Belanja Siluman Kerangka Pemikiran Operasional

a. Sistem Keluhan dan Saran

Perusahaan yang berfokus pada pelanggannya akan memberikan kemudahan bagi pelanggannya dalam memberikan keluhan dan saran. Adapun cara yang digunakan perusahaan dapat berbeda-beda antara yang satu dengan yang lainnya. Beberapa usaha lebih banyak memanfaatkan kotak saran sebagai sarana menampung keluhan dan pemberian saran. Adapula usaha yang memanfaatkan formulir tertulis, e-mail, web pages, customer care dan lainnya sebagai sarana komunikasi dua arah. Bagi perusahaan informasi yang diperoleh merupakan gagasan penting dalam menyelesaikan dan memperbaiki kualitas produk maupun kualitas pelayanan.

b.

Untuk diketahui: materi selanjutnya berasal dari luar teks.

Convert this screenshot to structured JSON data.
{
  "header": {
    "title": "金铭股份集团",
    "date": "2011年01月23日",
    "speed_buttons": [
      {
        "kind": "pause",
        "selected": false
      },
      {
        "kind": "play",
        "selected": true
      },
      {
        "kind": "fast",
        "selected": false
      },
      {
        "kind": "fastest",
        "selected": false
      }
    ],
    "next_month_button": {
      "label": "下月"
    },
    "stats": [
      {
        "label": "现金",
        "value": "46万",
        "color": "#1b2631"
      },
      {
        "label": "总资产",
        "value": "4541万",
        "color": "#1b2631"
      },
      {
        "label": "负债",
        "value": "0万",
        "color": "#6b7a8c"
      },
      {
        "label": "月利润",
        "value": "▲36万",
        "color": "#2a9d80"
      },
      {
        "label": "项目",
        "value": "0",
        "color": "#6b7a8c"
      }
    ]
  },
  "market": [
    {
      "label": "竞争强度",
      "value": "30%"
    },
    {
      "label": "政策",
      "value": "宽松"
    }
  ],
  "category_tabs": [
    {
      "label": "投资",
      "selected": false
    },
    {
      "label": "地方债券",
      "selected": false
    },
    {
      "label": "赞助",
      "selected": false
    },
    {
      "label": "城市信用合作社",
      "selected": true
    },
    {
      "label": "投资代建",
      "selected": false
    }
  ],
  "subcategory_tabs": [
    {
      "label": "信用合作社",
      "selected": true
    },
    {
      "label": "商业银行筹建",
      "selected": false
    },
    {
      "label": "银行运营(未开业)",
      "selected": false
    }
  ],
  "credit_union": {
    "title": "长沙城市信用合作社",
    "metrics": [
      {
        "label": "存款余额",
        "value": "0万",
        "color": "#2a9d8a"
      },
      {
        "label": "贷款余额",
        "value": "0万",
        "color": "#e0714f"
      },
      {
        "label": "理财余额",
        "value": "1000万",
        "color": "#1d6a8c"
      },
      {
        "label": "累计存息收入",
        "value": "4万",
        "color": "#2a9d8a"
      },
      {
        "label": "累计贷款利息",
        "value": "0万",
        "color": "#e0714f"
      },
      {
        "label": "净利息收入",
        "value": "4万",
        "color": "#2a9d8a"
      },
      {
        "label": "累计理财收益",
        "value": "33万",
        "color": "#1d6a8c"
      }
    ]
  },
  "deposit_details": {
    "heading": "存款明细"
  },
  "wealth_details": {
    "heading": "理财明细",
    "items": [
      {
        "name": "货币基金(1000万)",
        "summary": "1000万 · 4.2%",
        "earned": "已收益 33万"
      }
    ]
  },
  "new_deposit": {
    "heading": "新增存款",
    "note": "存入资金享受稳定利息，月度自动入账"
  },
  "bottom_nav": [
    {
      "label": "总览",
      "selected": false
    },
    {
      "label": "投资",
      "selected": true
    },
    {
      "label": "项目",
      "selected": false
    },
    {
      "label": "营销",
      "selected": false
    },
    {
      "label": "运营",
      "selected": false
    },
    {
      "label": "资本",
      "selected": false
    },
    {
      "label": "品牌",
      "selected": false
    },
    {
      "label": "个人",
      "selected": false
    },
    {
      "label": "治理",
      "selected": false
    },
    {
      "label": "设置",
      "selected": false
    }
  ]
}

Survei Kepuasan Pelanggan

Perusahaan-perusahaan yang responsif akan sering melakukan pengukuran terhadap kepuasan pelanggannya secara langsung dengan melakukan survei berkala jika perusahaan tidak menggunakan banyaknya keluhan sebagai ukuran kepuasan pelanggan. Perusahan akan mengirimkan daftar pertanyaan atau menelepon pelanggan-pelanggan terakhirnya sebagai sampel acak dan menanyakan apakah mereka merasa sangat puas, puas, biasa saja, kurang puas, atau sangat tidak puas terhadap kinerja perusahaan. Perusahaan juga meminta pendapat pelanggan tentang kinerja para pesaing mereka. Selain mengukur tingkat kepuasan maka dapat berguna mengukur keinginan pelanggan untuk melakukan pembelian ulang, mengukur kemungkinan atau kesediaan pelanggan untuk merekomendasikan perusahaan dan merek ke pihak lain.

c. Belanja Siluman

Perusahaan-perusahaan dapat membayar orang untuk bertindak sebagai pembeli potensial yang akan melaporkan hasil temuan mereka tentang kekuatan dan kelemahan yang dialami saat membeli produk perusahaan dan produk pesaing. Para pembelanja siluman ini bahkan dapat menyampaikan masalah tertentu untuk menguji staf penjualan apakah dapat menangani situasi dengan baik.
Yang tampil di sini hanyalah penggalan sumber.